Heavy snow in Britain causes travel chaos | SummitDaily.com

Heavy snow in Britain causes travel chaos

GREGORY KATZ
Associated Press Writer
A soldier, at center, is wrapped in an extra coat by his superior, left, during a Changing the Guard ceremony at Buckingham Palace, London, Monday, Feb. 2, 2009. Heavy snowfall in much of Britain caused widespread travel problems throughout the country Monday morning, causing hundreds of flight cancellations and rush hour chaos in London. (AP Photo/Alastair Grant)
AP | AP

LONDON ” Heavy snowfall in much of Britain caused widespread travel problems throughout the country Monday morning, causing hundreds of flight cancellations and rush hour chaos in London.

Both runways at Heathrow Airport were shut down and officials were working on getting one of them reopened quickly, according to a spokesman for BAA Ltd., which operates seven airports in Britain.

More than 250 flights were canceled at Heathrow, the BAA spokesman said on condition of anonymity because of company policy, and more problems were expected.

Just before the runways were closed, a Cyprus Airlines flight landed and was heading for the terminal when its front wheel slipped off the taxiway, he said. No one was injured.

There were no flights operating out of the smaller London City Airport, and severe delays were reported at Gatwick and Stansted. Authorities advised travelers to check with their airlines before going to airports.

Southeast England was hardest hit with up to 10 inches (25 centimeters) of snow reported in some areas, including the counties of Kent, Surrey and Sussex, forecasters said. The London area has seen accumulations of up to about 4 inches (10 centimeters).

The Met Office, the country’s national weather service, expects flurries to continue throughout the day in many areas and is monitoring another snowstorm moving toward England from France.

London, which rarely gets any accumulation, was transformed into a winter wonderland and residents took time out to have snowball fights. The normally bustling Camden market in north London was virtually empty, with many vendors opting to stay home for the day. Three men built a large snowman in one of the market courtyards overlooking Regent’s Canal.

In nearby Primrose Hill, children were up early sledding as their parents took photos.

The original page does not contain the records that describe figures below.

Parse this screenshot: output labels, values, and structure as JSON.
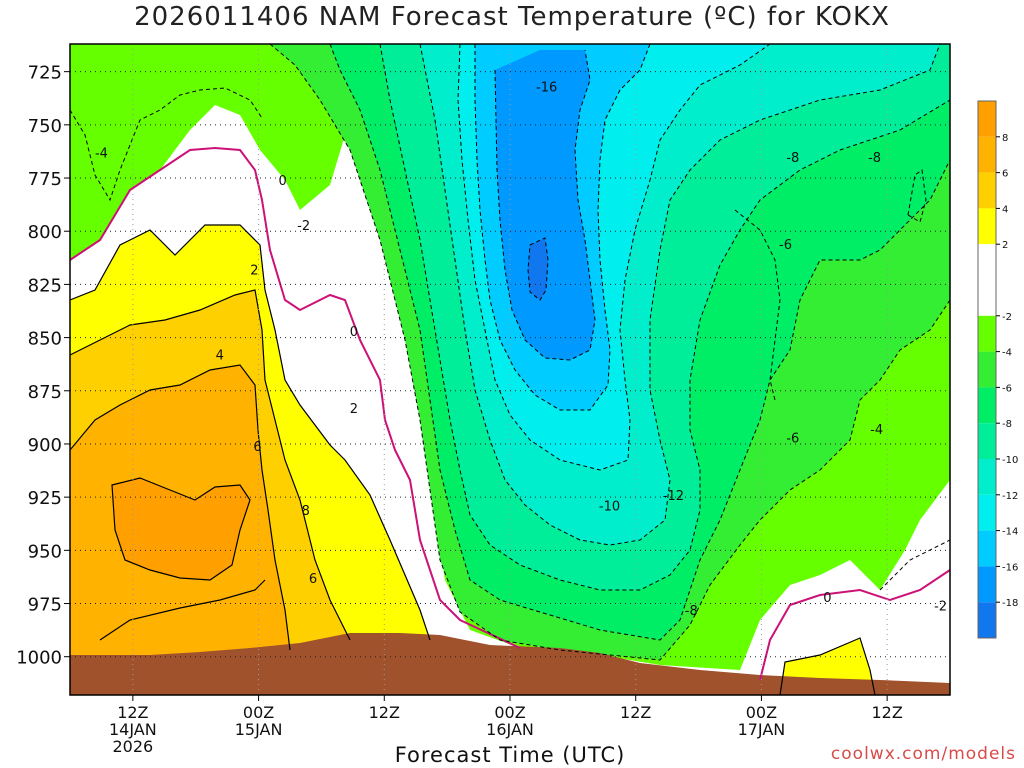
{
  "title": "2026011406 NAM Forecast Temperature (ºC) for KOKX",
  "credit": "coolwx.com/models",
  "chart_data": {
    "type": "heatmap",
    "title": "2026011406 NAM Forecast Temperature (ºC) for KOKX",
    "xlabel": "Forecast Time (UTC)",
    "ylabel": "",
    "y_axis": {
      "ticks": [
        725,
        750,
        775,
        800,
        825,
        850,
        875,
        900,
        925,
        950,
        975,
        1000
      ],
      "ylim": [
        712,
        1018
      ],
      "inverted": true
    },
    "x_axis": {
      "ticks": [
        {
          "hours": 6,
          "lines": [
            "12Z",
            "14JAN",
            "2026"
          ]
        },
        {
          "hours": 18,
          "lines": [
            "00Z",
            "15JAN"
          ]
        },
        {
          "hours": 30,
          "lines": [
            "12Z"
          ]
        },
        {
          "hours": 42,
          "lines": [
            "00Z",
            "16JAN"
          ]
        },
        {
          "hours": 54,
          "lines": [
            "12Z"
          ]
        },
        {
          "hours": 66,
          "lines": [
            "00Z",
            "17JAN"
          ]
        },
        {
          "hours": 78,
          "lines": [
            "12Z"
          ]
        }
      ],
      "xlim": [
        0,
        84
      ]
    },
    "grid": true,
    "colorbar": {
      "ticks": [
        8,
        6,
        4,
        2,
        -2,
        -4,
        -6,
        -8,
        -10,
        -12,
        -14,
        -16,
        -18
      ],
      "bands": [
        {
          "min": 8,
          "max": 10,
          "color": "#ff9f00"
        },
        {
          "min": 6,
          "max": 8,
          "color": "#ffb300"
        },
        {
          "min": 4,
          "max": 6,
          "color": "#ffd000"
        },
        {
          "min": 2,
          "max": 4,
          "color": "#ffff00"
        },
        {
          "min": 0,
          "max": 2,
          "color": "#ffffff"
        },
        {
          "min": -2,
          "max": 0,
          "color": "#ffffff"
        },
        {
          "min": -4,
          "max": -2,
          "color": "#66ff00"
        },
        {
          "min": -6,
          "max": -4,
          "color": "#33ee33"
        },
        {
          "min": -8,
          "max": -6,
          "color": "#00ee66"
        },
        {
          "min": -10,
          "max": -8,
          "color": "#00ee99"
        },
        {
          "min": -12,
          "max": -10,
          "color": "#00eecc"
        },
        {
          "min": -14,
          "max": -12,
          "color": "#00eeee"
        },
        {
          "min": -16,
          "max": -14,
          "color": "#00ccff"
        },
        {
          "min": -18,
          "max": -16,
          "color": "#0099ff"
        },
        {
          "min": -20,
          "max": -18,
          "color": "#1177ee"
        }
      ]
    },
    "ground_color": "#a0522d",
    "freezing_line_color": "#cc1177",
    "contour_labels": [
      {
        "text": "-16",
        "hours": 45.5,
        "p": 732
      },
      {
        "text": "-8",
        "hours": 69,
        "p": 765
      },
      {
        "text": "-8",
        "hours": 76.8,
        "p": 765
      },
      {
        "text": "-6",
        "hours": 68.3,
        "p": 806
      },
      {
        "text": "-6",
        "hours": 69,
        "p": 897
      },
      {
        "text": "-4",
        "hours": 3,
        "p": 763
      },
      {
        "text": "-4",
        "hours": 77,
        "p": 893
      },
      {
        "text": "-2",
        "hours": 22.3,
        "p": 797
      },
      {
        "text": "-2",
        "hours": 83.1,
        "p": 976
      },
      {
        "text": "-10",
        "hours": 51.5,
        "p": 929
      },
      {
        "text": "-12",
        "hours": 57.6,
        "p": 924
      },
      {
        "text": "-8",
        "hours": 59.3,
        "p": 978
      },
      {
        "text": "0",
        "hours": 20.3,
        "p": 776
      },
      {
        "text": "0",
        "hours": 27.1,
        "p": 847
      },
      {
        "text": "0",
        "hours": 72.3,
        "p": 972
      },
      {
        "text": "2",
        "hours": 17.6,
        "p": 818
      },
      {
        "text": "2",
        "hours": 27.1,
        "p": 883
      },
      {
        "text": "4",
        "hours": 14.3,
        "p": 858
      },
      {
        "text": "6",
        "hours": 17.9,
        "p": 901
      },
      {
        "text": "6",
        "hours": 23.2,
        "p": 963
      },
      {
        "text": "8",
        "hours": 22.5,
        "p": 931
      }
    ]
  }
}
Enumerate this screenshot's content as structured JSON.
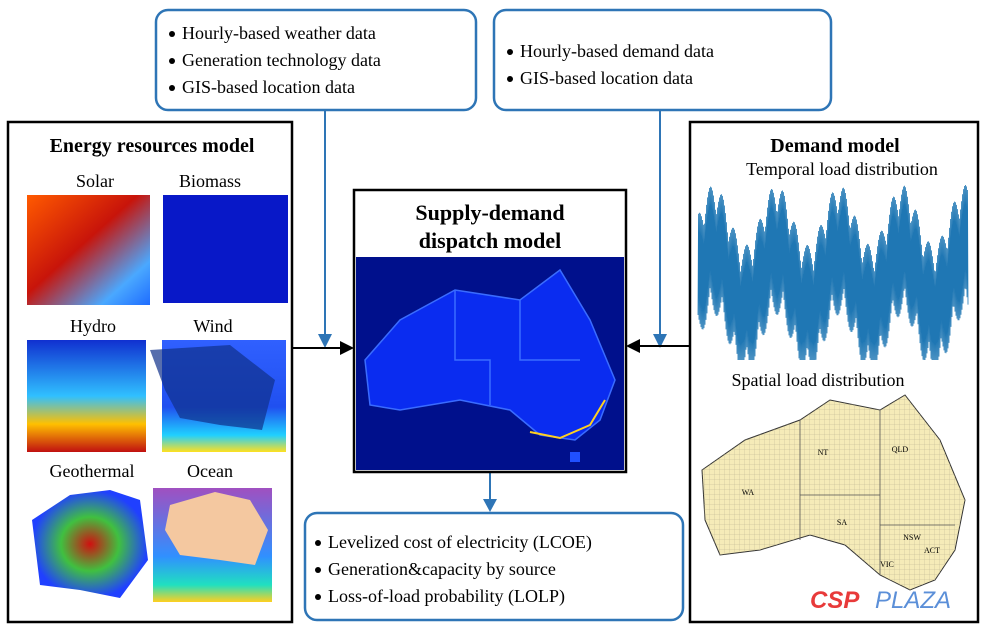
{
  "inputs": {
    "resources": [
      "Hourly-based weather data",
      "Generation technology data",
      "GIS-based location data"
    ],
    "demand": [
      "Hourly-based demand data",
      "GIS-based location data"
    ]
  },
  "energy_model": {
    "title": "Energy resources model",
    "resources": [
      "Solar",
      "Biomass",
      "Hydro",
      "Wind",
      "Geothermal",
      "Ocean"
    ]
  },
  "dispatch_model": {
    "title": [
      "Supply-demand",
      "dispatch model"
    ]
  },
  "demand_model": {
    "title": "Demand model",
    "temporal": "Temporal load distribution",
    "spatial": "Spatial load distribution",
    "regions": [
      "WA",
      "NT",
      "QLD",
      "SA",
      "NSW",
      "ACT",
      "VIC"
    ]
  },
  "outputs": [
    "Levelized cost of electricity (LCOE)",
    "Generation&capacity by source",
    "Loss-of-load probability (LOLP)"
  ],
  "watermark": [
    "CSP",
    "PLAZA"
  ]
}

London commuters had a tougher time with thousands stranded as transport systems collapsed. The city’s extensive bus network was shut down because of dangerous road conditions, and several subway lines were suspended and others were operating with severe delays.

Britain’s major roadways were open, but officials advised people to stay home because of hazardous conditions and delays caused by many accidents, including a large number involving tractor-trailers that went out of control during the storm.